Harry rummaged in his jacket pocket and put his phone to his ear.
“Yes?”
“Bjørn Holm here.”
“I can see that.”
“Christ. Didn’t think you would have bothered to set up a contact list.”
“I have. You should feel honored. You’re one of the four names in it.”
“What’s the racket in the background? Where are you, actually?”
“Gamblers cheering because they think they’re going to win. I’m at a horse race.”
> “What?”
“Bombay Garden.”
“Isn’t that a … Did they let you in?”
“I’m a member. What do you want?”
“Jesus, Harry, are you gambling on horses? Didn’t you learn anything in Hong Kong?”
“Relax—I’m here checking up on Aslak Krongli. According to his office he was on police business in Oslo when both Charlotte and Borgny were killed. Not that unusual, actually, because it turns out he’s quite often in Oslo. And I’ve just discovered the reason.”
“Bombay Garden?”
“Yup. Aslak Krongli has a not-insubstantial gambling problem. Thing is, I’ve checked his credit card payments on the computer here.
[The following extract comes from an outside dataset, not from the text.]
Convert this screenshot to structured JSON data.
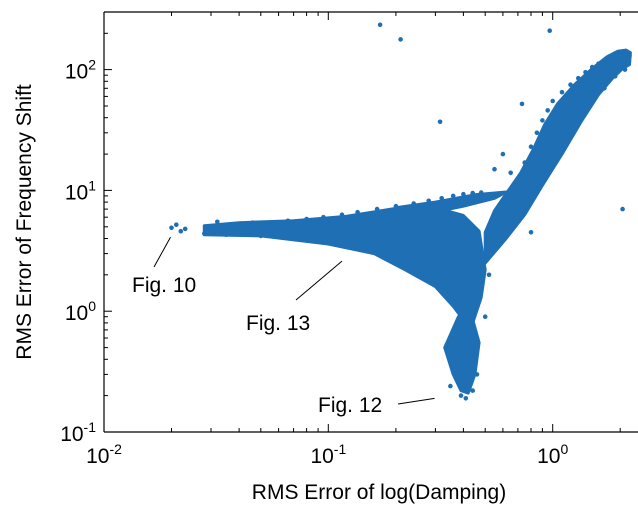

Time of payment and everything. Krongli has used his card a lot, and the times give him an alibi. Unfortunately.”
“I see. And they’ve got the computer in the same room as the race-course?”
“Eh? They’re in the final stretch now—you’ll have to talk louder!”
“They’ve … Forget it. I’m calling to say we’ve got semen off the ski pants that Adele Vetlesen was wearing at Håvass.”
“What? You’re kidding! That means—”
“We may soon have the DNA of the eighth guest. If it’s his semen. And the only way we can be sure is by excluding the other men at Håvass.”
“We need their DNA.”
“Yes,” said Bjørn Holm. “Elias Skog’s fine, of course—we’ve got his DNA. Not so good with Tony Leike. We’d have found it at his house, no problem, but for that we need a warrant. And after what happened last time it’s gonna be really tough.”
“Leave it to me,” Harry said. “We should also have Krongli’s DNA profile. Even though he didn’t kill either Charlotte or Borgny, he may have raped Adele.”
“OK. How do we get it?”
“As a policeman he must have been at a crime scene at some point or other,” Harry said. It was unnecessary to conclude his reasoning. Bjørn Holm knew where he was going with it. To avoid confusion and identity mistakes, fingerprints and DNA were routinely taken from all officers who had been present at a crime scene and had potentially contaminated it.